Man bringe den großen Hammer

Wer wirklich sichergehen will, dass keinerlei Daten mehr vorhanden sind, sollte danach noch zu einem weiteren Schritt greifen: der physischen Zerstörung des Datenträgers. Das mag zunächst übertrieben klingen, hat aber durchaus gute Gründe, wie Markus Häfele von der Datenrettungsfirma Attingo im Gespräch mit dem STANDARD betont. Durch herkömmliche Software lassen sich nämlich nicht sämtliche Bereiche einer Festplatte löschen. Bei jeder Harddisk gibt es Reservesektoren, auf die der Controller keinen direkten Zugriff erlaubt. Diese sind etwa gedacht, um beschädigte Sektoren – die früher oder später bei allen Geräten auftauchen – auszugleichen. Das Problem ergibt sich jetzt daraus, dass ein beschädigter Sektor seine Daten zwar behält, aber nicht mehr neu beschrieben werden kann. In diesem Bereich könnten also noch nach mehrfachem Wipe interessanten Daten zu finden sein.
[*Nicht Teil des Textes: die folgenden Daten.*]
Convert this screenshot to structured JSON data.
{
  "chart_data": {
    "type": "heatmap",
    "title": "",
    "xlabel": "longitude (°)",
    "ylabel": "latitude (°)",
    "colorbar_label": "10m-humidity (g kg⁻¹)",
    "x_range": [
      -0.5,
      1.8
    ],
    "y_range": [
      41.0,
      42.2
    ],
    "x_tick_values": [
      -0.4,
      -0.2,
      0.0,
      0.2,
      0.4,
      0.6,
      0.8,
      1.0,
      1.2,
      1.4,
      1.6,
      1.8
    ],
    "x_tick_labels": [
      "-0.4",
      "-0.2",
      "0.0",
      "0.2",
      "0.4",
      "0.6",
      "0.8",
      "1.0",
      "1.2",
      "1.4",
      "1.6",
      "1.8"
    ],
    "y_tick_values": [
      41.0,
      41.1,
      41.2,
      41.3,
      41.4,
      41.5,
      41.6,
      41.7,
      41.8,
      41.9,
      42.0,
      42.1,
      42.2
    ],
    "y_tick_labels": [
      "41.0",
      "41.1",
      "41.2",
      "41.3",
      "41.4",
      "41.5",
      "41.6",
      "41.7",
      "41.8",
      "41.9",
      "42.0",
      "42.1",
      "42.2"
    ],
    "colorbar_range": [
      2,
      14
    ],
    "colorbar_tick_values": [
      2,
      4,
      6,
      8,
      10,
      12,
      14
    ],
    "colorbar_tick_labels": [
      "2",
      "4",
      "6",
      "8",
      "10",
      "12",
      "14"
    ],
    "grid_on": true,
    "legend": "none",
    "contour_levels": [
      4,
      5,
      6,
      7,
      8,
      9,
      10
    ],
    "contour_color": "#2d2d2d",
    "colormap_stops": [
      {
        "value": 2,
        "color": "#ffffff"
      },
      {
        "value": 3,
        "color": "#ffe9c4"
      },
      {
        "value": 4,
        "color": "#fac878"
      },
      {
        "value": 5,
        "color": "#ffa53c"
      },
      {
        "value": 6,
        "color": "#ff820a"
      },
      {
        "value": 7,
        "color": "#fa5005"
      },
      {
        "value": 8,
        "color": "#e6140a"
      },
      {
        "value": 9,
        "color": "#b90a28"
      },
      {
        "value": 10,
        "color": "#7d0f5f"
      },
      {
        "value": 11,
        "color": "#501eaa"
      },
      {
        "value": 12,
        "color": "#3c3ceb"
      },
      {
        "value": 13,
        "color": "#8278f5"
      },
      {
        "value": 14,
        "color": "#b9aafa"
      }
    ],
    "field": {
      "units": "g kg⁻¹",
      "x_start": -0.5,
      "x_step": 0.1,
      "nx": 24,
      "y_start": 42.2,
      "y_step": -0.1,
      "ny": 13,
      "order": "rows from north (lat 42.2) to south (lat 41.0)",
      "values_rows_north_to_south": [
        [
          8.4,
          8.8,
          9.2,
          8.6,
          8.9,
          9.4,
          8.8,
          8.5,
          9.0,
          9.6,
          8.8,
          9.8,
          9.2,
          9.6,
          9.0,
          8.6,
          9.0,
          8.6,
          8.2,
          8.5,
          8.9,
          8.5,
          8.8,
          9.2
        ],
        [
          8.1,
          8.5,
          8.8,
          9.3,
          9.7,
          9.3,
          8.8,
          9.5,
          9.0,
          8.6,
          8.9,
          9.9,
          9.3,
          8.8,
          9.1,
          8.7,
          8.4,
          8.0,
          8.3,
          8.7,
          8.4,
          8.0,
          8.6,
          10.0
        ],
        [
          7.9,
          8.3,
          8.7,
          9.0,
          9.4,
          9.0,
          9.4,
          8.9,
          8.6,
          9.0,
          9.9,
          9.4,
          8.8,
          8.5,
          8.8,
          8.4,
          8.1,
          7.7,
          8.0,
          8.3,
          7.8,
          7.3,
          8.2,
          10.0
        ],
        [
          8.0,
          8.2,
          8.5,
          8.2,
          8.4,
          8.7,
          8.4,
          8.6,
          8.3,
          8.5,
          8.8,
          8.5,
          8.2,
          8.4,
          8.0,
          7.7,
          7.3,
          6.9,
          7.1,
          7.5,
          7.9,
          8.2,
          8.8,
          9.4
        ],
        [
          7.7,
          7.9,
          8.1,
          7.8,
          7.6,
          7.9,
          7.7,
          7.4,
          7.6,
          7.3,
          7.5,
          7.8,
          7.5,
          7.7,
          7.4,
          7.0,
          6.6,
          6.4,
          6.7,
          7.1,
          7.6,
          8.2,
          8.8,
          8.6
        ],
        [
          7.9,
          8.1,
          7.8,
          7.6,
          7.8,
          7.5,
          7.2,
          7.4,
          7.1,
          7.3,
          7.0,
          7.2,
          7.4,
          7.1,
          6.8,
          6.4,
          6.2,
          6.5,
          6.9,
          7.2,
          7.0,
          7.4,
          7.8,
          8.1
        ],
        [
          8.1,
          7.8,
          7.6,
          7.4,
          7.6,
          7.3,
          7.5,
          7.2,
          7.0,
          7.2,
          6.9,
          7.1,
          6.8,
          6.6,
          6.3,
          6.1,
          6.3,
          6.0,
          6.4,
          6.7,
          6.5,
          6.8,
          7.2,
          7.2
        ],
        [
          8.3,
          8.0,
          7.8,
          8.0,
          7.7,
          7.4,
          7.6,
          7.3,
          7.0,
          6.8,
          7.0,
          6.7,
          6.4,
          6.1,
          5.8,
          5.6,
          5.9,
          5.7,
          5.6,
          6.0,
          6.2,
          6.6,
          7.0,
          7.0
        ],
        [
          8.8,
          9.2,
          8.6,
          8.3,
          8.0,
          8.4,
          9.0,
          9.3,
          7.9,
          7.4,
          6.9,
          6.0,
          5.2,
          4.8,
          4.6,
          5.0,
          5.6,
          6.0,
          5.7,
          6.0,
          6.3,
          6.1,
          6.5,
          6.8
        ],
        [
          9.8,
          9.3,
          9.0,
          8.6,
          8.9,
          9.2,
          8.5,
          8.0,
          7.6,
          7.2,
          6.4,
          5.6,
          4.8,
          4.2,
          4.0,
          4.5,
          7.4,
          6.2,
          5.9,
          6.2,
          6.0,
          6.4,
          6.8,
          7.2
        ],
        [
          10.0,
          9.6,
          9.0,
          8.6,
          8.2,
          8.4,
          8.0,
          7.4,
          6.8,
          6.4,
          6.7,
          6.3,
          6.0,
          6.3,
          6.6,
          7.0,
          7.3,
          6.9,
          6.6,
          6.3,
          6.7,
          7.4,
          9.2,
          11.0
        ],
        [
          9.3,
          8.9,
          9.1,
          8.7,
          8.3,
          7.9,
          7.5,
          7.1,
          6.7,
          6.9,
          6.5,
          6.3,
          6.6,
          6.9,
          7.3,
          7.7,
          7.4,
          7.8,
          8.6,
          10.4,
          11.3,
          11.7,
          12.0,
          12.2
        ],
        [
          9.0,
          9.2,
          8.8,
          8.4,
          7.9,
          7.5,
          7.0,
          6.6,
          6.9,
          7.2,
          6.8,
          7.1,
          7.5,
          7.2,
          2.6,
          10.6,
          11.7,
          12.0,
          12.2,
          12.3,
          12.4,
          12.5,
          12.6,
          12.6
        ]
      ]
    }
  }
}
Sehr ähnlich besteht dieses Problem bei SSDs – und zwar in noch größerem Ausmaß: Da sich Flash-Zellen wie erwähnt schneller abnutzen, kommt eine Markierung als nicht mehr lesbar relativ häufig vor. Aber auch in diesen Zellen bleiben dann trotzdem die letzten gespeicherten Daten vorrätig. Doch Häfele verweist noch auf ein anderes Problem: Leider führen viele Tools den "Secure Erase" nicht wirklich zuverlässig aus. Oft brechen diese schon ab, wenn es zu einem einzelnen Fehler kommt. Das gilt nicht zuletzt auch für die BIOS/UEFI-Implementationen – aber leider nicht nur. Die Nutzer bemerken das leider nicht, sie könnten maximal versuchen direkt auf einen Datenträger – etwa mit einem Disk-Editor – Einblick zu nehmen, ob die Daten erfolgreich zurückgesetzt wurden. Aber das ist für die breite Masse an Nutzern aufgrund des nötigen Fachwissens eher unrealistisch.
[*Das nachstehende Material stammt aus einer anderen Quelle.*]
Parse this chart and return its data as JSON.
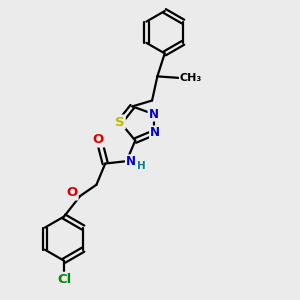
{
  "bg_color": "#ebebeb",
  "bond_color": "#000000",
  "bond_width": 1.6,
  "atom_colors": {
    "C": "#000000",
    "N": "#0000cc",
    "O": "#dd0000",
    "S": "#bbbb00",
    "Cl": "#008800",
    "H": "#008888"
  },
  "font_size": 8.5,
  "figsize": [
    3.0,
    3.0
  ],
  "dpi": 100
}
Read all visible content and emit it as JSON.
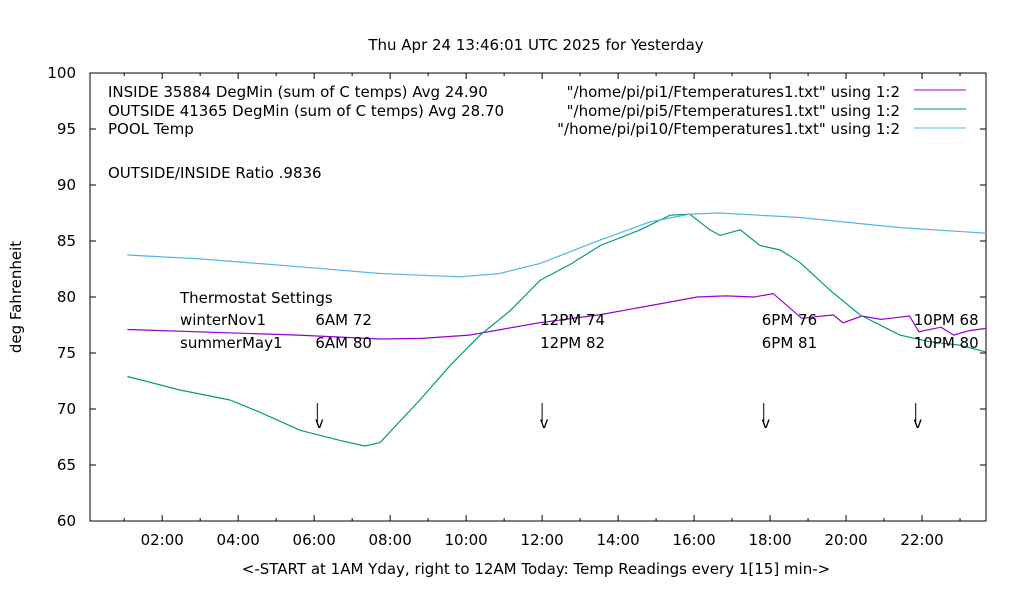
{
  "chart_data": {
    "type": "line",
    "title": "Thu Apr 24 13:46:01 UTC 2025 for Yesterday",
    "xlabel": "<-START at 1AM Yday, right to 12AM Today:  Temp Readings every 1[15] min->",
    "ylabel": "deg Fahrenheit",
    "ylim": [
      60,
      100
    ],
    "xlim": [
      "00:06",
      "23:41"
    ],
    "yticks": [
      60,
      65,
      70,
      75,
      80,
      85,
      90,
      95,
      100
    ],
    "xticks": [
      "02:00",
      "04:00",
      "06:00",
      "08:00",
      "10:00",
      "12:00",
      "14:00",
      "16:00",
      "18:00",
      "20:00",
      "22:00"
    ],
    "grid": false,
    "legend_position": "top",
    "series": [
      {
        "name": "INSIDE 35884 DegMin (sum of C temps) Avg 24.90",
        "source": "\"/home/pi/pi1/Ftemperatures1.txt\" using 1:2",
        "color": "#9400d3",
        "x": [
          "01:05",
          "05:35",
          "07:45",
          "08:50",
          "10:05",
          "11:55",
          "13:30",
          "16:05",
          "16:50",
          "17:35",
          "18:05",
          "18:50",
          "19:40",
          "19:55",
          "20:25",
          "20:55",
          "21:40",
          "21:55",
          "22:30",
          "22:50",
          "23:15",
          "23:41"
        ],
        "y": [
          77.1,
          76.6,
          76.25,
          76.3,
          76.6,
          77.7,
          78.4,
          80.0,
          80.1,
          80.0,
          80.3,
          78.1,
          78.4,
          77.7,
          78.3,
          78.0,
          78.3,
          76.9,
          77.3,
          76.6,
          77.0,
          77.2
        ]
      },
      {
        "name": "OUTSIDE 41365 DegMin (sum of C temps) Avg 28.70",
        "source": "\"/home/pi/pi5/Ftemperatures1.txt\" using 1:2",
        "color": "#009e73",
        "x": [
          "01:05",
          "02:28",
          "03:47",
          "04:35",
          "05:38",
          "06:41",
          "07:20",
          "07:44",
          "08:47",
          "09:35",
          "10:22",
          "11:10",
          "11:57",
          "12:44",
          "13:32",
          "14:35",
          "15:22",
          "15:53",
          "16:25",
          "16:41",
          "17:13",
          "17:44",
          "18:16",
          "18:47",
          "19:35",
          "20:22",
          "21:25",
          "22:13",
          "23:00",
          "23:41"
        ],
        "y": [
          72.9,
          71.7,
          70.8,
          69.7,
          68.1,
          67.2,
          66.7,
          67.0,
          70.8,
          73.9,
          76.6,
          78.8,
          81.5,
          82.9,
          84.6,
          86.0,
          87.3,
          87.4,
          86.0,
          85.5,
          86.0,
          84.6,
          84.2,
          83.1,
          80.6,
          78.4,
          76.6,
          76.0,
          75.7,
          75.1
        ]
      },
      {
        "name": "POOL Temp",
        "source": "\"/home/pi/pi10/Ftemperatures1.txt\" using 1:2",
        "color": "#56b4e9",
        "x": [
          "01:05",
          "03:00",
          "05:38",
          "07:44",
          "09:50",
          "10:53",
          "11:57",
          "13:32",
          "14:50",
          "15:53",
          "16:41",
          "18:47",
          "21:25",
          "23:41"
        ],
        "y": [
          83.75,
          83.4,
          82.7,
          82.1,
          81.8,
          82.1,
          83.0,
          85.1,
          86.7,
          87.4,
          87.5,
          87.1,
          86.2,
          85.7
        ]
      }
    ],
    "annotations": {
      "ratio": "OUTSIDE/INSIDE Ratio .9836",
      "thermostat_title": "Thermostat Settings",
      "winter_label": "winterNov1",
      "summer_label": "summerMay1",
      "settings": [
        {
          "time": "06:05",
          "winter": "6AM 72",
          "summer": "6AM 80"
        },
        {
          "time": "12:00",
          "winter": "12PM 74",
          "summer": "12PM 82"
        },
        {
          "time": "17:50",
          "winter": "6PM 76",
          "summer": "6PM 81"
        },
        {
          "time": "21:50",
          "winter": "10PM 68",
          "summer": "10PM 80"
        }
      ],
      "arrow_glyph": "v"
    }
  }
}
Bei Harddisks ist es relativ einfach, das Gehäuse aufzuschrauben und anschließend die darin befindlichen Platten zu zertrümmern. Bei SSDs ist es noch leichter, an die Speicherchips zu gelangen und diese etwa mit einem Nagel zu vernichten. Das sollte allerdings kein kompletter Ersatz für einen Wipe-Vorgang sein. Forensische Unternehmen sind durchaus in der Lage, selbst grob beschädigte Reste von Festplatten auszuwerten.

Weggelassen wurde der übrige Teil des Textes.